13. Naar het oordeel van het hof staat met het rechtstreeks verrichten van werkzaamheden voor [X] vast dat [geïntimeerde] (in ieder geval) één keer het relatiebeding heeft overtreden. Uit de stellingen van [appellant] blijkt dat de overige beweerdelijke overtredingen eveneens zijn terug te voeren op het feit dat [geïntimeerde] rechtstreeks voor [X] is gaan werken die, naar het hof begrijpt, tevens een relatie was van [appellant] opdrachtgevers [Y] en Sato. Zonder nadere toelichting, die ontbreekt, valt niet in te zien dat het hier om afzonderlijke overtredingen van het relatiebeding gaat. Als getuige heeft [appellant] bovendien verklaard dat hij niet kan hardmaken dat [geïntimeerde] ook heeft gewerkt voor andere klanten dan [X] . Het hof acht dan ook bewezen dat [geïntimeerde] het relatiebeding één maal heeft overtreden.

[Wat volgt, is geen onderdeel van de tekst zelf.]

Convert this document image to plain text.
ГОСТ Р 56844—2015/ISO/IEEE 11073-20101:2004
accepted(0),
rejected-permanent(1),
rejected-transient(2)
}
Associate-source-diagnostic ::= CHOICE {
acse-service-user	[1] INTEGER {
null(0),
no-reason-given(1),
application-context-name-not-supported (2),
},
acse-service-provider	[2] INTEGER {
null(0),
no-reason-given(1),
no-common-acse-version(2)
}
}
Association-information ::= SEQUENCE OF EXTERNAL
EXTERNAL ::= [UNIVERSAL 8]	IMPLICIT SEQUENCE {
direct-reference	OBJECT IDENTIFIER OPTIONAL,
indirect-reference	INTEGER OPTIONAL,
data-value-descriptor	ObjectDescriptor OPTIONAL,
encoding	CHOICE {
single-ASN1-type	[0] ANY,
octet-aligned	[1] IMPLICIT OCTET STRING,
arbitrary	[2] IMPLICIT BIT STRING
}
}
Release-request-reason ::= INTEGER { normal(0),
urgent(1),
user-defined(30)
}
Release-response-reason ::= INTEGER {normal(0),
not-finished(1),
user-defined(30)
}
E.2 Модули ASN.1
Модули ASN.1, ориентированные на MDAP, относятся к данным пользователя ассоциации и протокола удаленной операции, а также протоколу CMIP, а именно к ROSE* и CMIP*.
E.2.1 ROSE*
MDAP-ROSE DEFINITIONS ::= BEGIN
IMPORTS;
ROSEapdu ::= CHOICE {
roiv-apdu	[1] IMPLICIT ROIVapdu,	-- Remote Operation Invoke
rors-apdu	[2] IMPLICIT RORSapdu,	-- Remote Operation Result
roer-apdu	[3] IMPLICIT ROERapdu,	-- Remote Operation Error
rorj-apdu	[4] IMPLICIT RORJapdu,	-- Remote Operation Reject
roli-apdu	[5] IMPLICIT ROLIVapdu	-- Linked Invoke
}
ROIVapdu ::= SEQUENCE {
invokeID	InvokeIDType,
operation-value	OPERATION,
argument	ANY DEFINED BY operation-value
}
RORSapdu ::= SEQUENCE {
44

Over het aantal dagen dat de overtreding heeft voortgeduurd heeft [appellant] niets gesteld. Dit betekent dat [geïntimeerde] uit dien hoofde een bedrag van € 10.000,-- aan [appellant] verschuldigd is.

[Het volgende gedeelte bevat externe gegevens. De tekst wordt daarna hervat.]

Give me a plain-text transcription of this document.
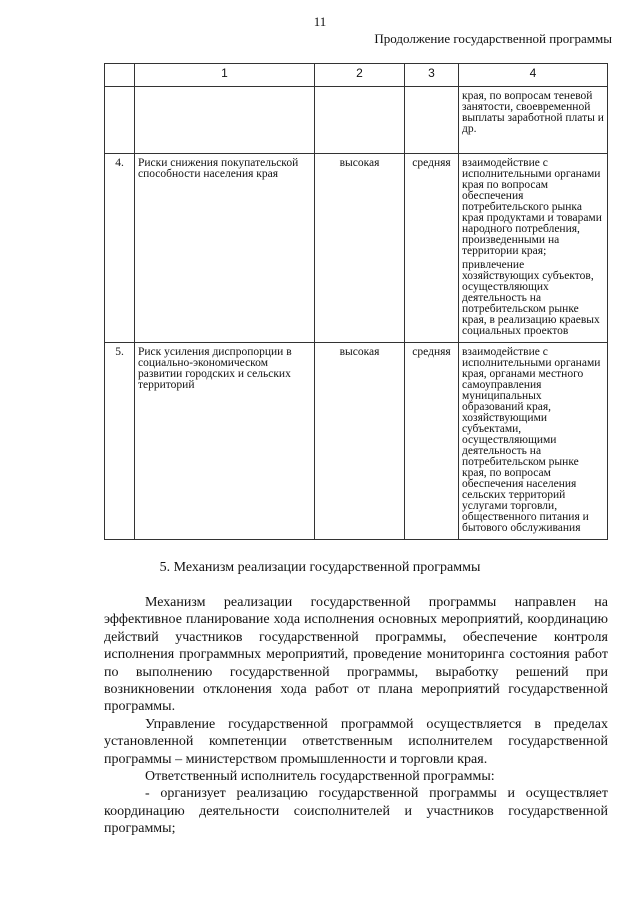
11
Продолжение государственной программы
	1	2	3	4
				края, по вопросам теневой занятости, своевременной выплаты заработной платы и др.
4.	Риски снижения покупательской способности населения края	высокая	средняя	взаимодействие с исполнительными органами края по вопросам обеспечения потребительского рынка края продуктами и товарами народного потребления, произведенными на территории края;
привлечение хозяйствующих субъектов, осуществляющих деятельность на потребительском рынке края, в реализацию краевых социальных проектов

5.	Риск усиления диспропорции в социально-экономическом развитии городских и сельских территорий	высокая	средняя	взаимодействие с исполнительными органами края, органами местного самоуправления муниципальных образований края, хозяйствующими субъектами, осуществляющими деятельность на потребительском рынке края, по вопросам обеспечения населения сельских территорий услугами торговли, общественного питания и бытового обслуживания
5. Механизм реализации государственной программы

Механизм реализации государственной программы направлен на эффективное планирование хода исполнения основных мероприятий, координацию действий участников государственной программы, обеспечение контроля исполнения программных мероприятий, проведение мониторинга состояния работ по выполнению государственной программы, выработку решений при возникновении отклонения хода работ от плана мероприятий государственной программы.

Управление государственной программой осуществляется в пределах установленной компетенции ответственным исполнителем государственной программы – министерством промышленности и торговли края.

Ответственный исполнитель государственной программы:

- организует реализацию государственной программы и осуществляет координацию деятельности соисполнителей и участников государственной программы;
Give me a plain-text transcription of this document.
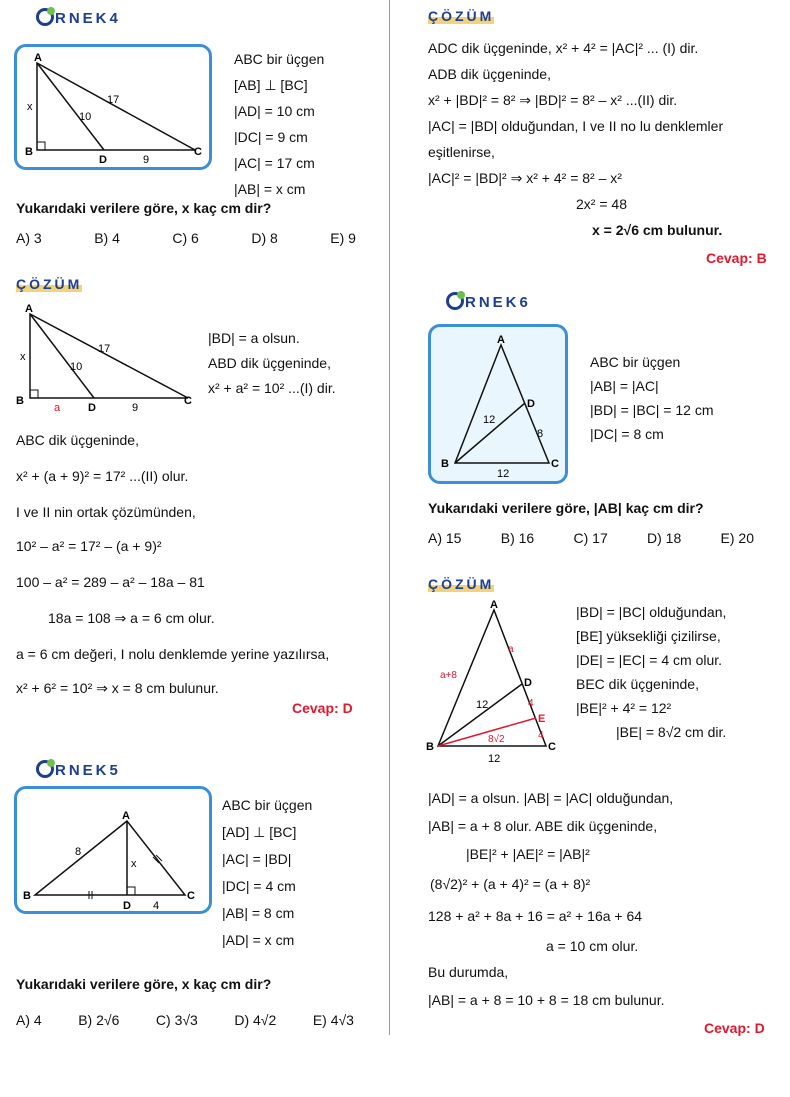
RNEK4
A
B	C
D
x
10
17
9
ABC bir üçgen
[AB] ⊥ [BC]
|AD| = 10 cm
|DC| = 9 cm
|AC| = 17 cm
|AB| = x cm
Yukarıdaki verilere göre, x kaç cm dir?
A) 3	B) 4	C) 6	D) 8	E) 9
ÇÖZÜM
A
B	C
D
x
10
17
a	9
|BD| = a olsun.
ABD dik üçgeninde,
x² + a² = 10² ...(I) dir.
ABC dik üçgeninde,
x² + (a + 9)² = 17² ...(II) olur.
I ve II nin ortak çözümünden,
10² – a² = 17² – (a + 9)²
100 – a² = 289 – a² – 18a – 81
18a = 108 ⇒ a = 6 cm olur.
a = 6 cm değeri, I nolu denklemde yerine yazılırsa,
x² + 6² = 10² ⇒ x = 8 cm bulunur.
Cevap: D
RNEK5
A
B	C
D
x
8
4
ABC bir üçgen
[AD] ⊥ [BC]
|AC| = |BD|
|DC| = 4 cm
|AB| = 8 cm
|AD| = x cm
Yukarıdaki verilere göre, x kaç cm dir?
A) 4	B) 2√6	C) 3√3	D) 4√2	E) 4√3
ÇÖZÜM
ADC dik üçgeninde, x² + 4² = |AC|² ... (I) dir.
ADB dik üçgeninde,
x² + |BD|² = 8² ⇒ |BD|² = 8² – x² ...(II) dir.
|AC| = |BD| olduğundan, I ve II no lu denklemler
eşitlenirse,
|AC|² = |BD|² ⇒ x² + 4² = 8² – x²
2x² = 48
x = 2√6 cm bulunur.
Cevap: B
RNEK6
A
B	C
D
12
8
12
ABC bir üçgen
|AB| = |AC|
|BD| = |BC| = 12 cm
|DC| = 8 cm
Yukarıdaki verilere göre, |AB| kaç cm dir?
A) 15	B) 16	C) 17	D) 18	E) 20
ÇÖZÜM
A
B	C
D
E
a
a+8
12	4
4
8√2
12
|BD| = |BC| olduğundan,
[BE] yüksekliği çizilirse,
|DE| = |EC| = 4 cm olur.
BEC dik üçgeninde,
|BE|² + 4² = 12²
|BE| = 8√2 cm dir.
|AD| = a olsun. |AB| = |AC| olduğundan,
|AB| = a + 8 olur. ABE dik üçgeninde,
|BE|² + |AE|² = |AB|²
(8√2)² + (a + 4)² = (a + 8)²
128 + a² + 8a + 16 = a² + 16a + 64
a = 10 cm olur.
Bu durumda,
|AB| = a + 8 = 10 + 8 = 18 cm bulunur.
Cevap: D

14. [geïntimeerde] heeft voor het geval dat het boetebeding zou gelden aangevoerd dat hij de boete niet verschuldigd is omdat artikel 14 is opgenomen ‘met het idee dat [geïntimeerde] [appellant] niet passeert c.q. klanten “steelt” van [appellant] ’. [geïntimeerde] betwist dat hij klanten van [appellant] heeft benaderd en stelt dat hij nimmer het initiatief daartoe heeft genomen. Volgens hem wenste [X] niet meer met [appellant] samen te werken aangezien [appellant] zijn betalingsverplichtingen naar zijn onderaannemers niet nakwam; [appellant] betaalde [geïntimeerde] niet door, terwijl hij de betaling van [X] al had ontvangen. Toen dit aan [X] was gebleken, wilde deze niet meer met [appellant] werken en heeft [X] om die reden [geïntimeerde] benaderd om werkzaamheden te verrichten, aldus [geïntimeerde] . Hij stelt verder dat het in dat geval in strijd met de redelijkheid en billijkheid zou zijn als hij niet meer voor [X] zou mogen werken nu dat niet de bedoeling is van het boetebeding.

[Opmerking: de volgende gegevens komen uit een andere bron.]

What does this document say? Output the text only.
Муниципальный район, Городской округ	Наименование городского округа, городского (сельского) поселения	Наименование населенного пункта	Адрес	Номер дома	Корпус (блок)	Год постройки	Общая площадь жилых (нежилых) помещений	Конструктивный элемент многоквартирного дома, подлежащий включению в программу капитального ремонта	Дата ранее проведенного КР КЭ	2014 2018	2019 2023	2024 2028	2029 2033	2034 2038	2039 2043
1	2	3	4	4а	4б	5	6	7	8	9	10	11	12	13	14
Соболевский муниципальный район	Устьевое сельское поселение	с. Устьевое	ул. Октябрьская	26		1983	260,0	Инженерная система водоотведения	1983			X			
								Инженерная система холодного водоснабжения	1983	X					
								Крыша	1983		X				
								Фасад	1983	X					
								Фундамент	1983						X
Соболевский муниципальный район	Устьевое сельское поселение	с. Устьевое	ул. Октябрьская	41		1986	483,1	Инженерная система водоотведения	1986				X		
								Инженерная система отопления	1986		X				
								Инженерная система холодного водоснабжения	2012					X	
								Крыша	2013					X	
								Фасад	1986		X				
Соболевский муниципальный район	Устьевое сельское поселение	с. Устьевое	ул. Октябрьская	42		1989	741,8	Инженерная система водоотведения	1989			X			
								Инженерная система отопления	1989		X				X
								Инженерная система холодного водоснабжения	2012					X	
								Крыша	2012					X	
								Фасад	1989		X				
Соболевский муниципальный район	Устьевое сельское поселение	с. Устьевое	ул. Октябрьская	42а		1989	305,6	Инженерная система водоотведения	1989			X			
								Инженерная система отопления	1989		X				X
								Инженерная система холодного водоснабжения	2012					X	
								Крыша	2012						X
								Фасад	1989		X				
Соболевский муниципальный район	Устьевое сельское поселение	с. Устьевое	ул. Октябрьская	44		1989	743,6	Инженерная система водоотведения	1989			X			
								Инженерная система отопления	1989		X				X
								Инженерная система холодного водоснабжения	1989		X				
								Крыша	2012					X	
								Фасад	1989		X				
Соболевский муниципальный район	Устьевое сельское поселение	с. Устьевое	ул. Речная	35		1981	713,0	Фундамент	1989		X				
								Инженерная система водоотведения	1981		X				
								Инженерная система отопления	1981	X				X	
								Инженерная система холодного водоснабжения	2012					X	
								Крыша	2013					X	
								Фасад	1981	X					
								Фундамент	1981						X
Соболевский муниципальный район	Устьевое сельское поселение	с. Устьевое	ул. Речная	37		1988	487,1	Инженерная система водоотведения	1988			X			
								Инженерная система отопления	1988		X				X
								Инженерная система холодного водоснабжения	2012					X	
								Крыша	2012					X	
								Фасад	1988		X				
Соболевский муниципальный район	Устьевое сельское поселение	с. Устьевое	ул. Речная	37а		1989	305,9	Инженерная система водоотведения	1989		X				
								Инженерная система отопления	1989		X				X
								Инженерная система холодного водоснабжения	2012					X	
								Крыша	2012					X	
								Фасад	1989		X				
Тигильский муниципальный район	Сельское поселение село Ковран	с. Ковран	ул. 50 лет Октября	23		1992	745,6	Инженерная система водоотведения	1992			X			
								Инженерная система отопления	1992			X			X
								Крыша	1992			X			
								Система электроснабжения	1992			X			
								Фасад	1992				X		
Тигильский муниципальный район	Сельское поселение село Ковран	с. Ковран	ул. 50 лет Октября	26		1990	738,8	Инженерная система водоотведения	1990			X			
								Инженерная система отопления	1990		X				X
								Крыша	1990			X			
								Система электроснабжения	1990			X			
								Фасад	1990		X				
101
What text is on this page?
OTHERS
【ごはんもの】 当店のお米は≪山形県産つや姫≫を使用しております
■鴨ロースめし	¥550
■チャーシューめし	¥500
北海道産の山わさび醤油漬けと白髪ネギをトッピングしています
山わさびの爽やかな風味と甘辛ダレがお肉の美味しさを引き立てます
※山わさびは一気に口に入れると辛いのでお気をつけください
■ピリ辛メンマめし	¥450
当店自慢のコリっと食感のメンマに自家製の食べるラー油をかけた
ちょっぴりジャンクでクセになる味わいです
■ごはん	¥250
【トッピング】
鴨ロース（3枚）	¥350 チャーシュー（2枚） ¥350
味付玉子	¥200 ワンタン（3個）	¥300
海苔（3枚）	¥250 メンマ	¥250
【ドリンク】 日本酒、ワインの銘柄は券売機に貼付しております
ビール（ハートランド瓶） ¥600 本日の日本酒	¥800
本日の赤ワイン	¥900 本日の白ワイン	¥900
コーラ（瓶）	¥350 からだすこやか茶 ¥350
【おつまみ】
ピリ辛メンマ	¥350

15. Het hof begrijpt dit betoog van [geïntimeerde] aldus dat hij zich erop beroept dat, gelet op de genoemde omstandigheden, de billijkheid eist dat de boete wordt gematigd tot nihil. De rechter dient de bevoegdheid om een bedongen boete te matigen op de voet van artikel 6:94 lid 1 BW terughoudend te gebruiken. Het hof ziet in de gestelde omstandigheden geen aanleiding om de boete te matigen. Ook indien, zoals [geïntimeerde] stelt, [X] [geïntimeerde] heeft benaderd en niet andersom, is dit onvoldoende om te oordelen dat de billijkheid eist dat de boete wordt gematigd. Dat (het de bedoeling van partijen was dat) het relatiebeding alleen toepasselijk was in het geval dat [geïntimeerde] uit eigen beweging een klant van [appellant] benadert, blijkt in ieder geval niet uit de tekst daarvan. Verder moet worden bedacht dat [X] met [geïntimeerde] in contact is gekomen doordat [geïntimeerde] als onderaannemer van [appellant] in diens opdracht werkzaamheden voor [X] heeft verricht; dat dit contact op andere wijze is ontstaan is althans gesteld noch gebleken. Het beroep op matiging wordt daarom verworpen. Hieruit volgt dat de tegenvordering van [appellant] op [geïntimeerde] in ieder geval hoger is dat de vordering van [geïntimeerde] op [appellant] , zodat het beroep van [appellant] op verrekening slaagt.
16. Het voorgaande brengt mee dat de grieven gegrond zijn en dat het bestreden vonnis moet worden vernietigd. Het hof zal het beroep op verrekening honoreren. Dit brengt mee dat de vordering van [geïntimeerde] alsnog zal worden afgewezen. [geïntimeerde] zal als de in het ongelijk gestelde partij worden veroordeeld in zowel de kosten van het geding in eerste aanleg als de kosten van het hoger beroep, die van het getuigenverhoor daaronder begrepen. De kostenveroordeling zal, zoals gevorderd, uitvoerbaar bij voorraad worden verklaard.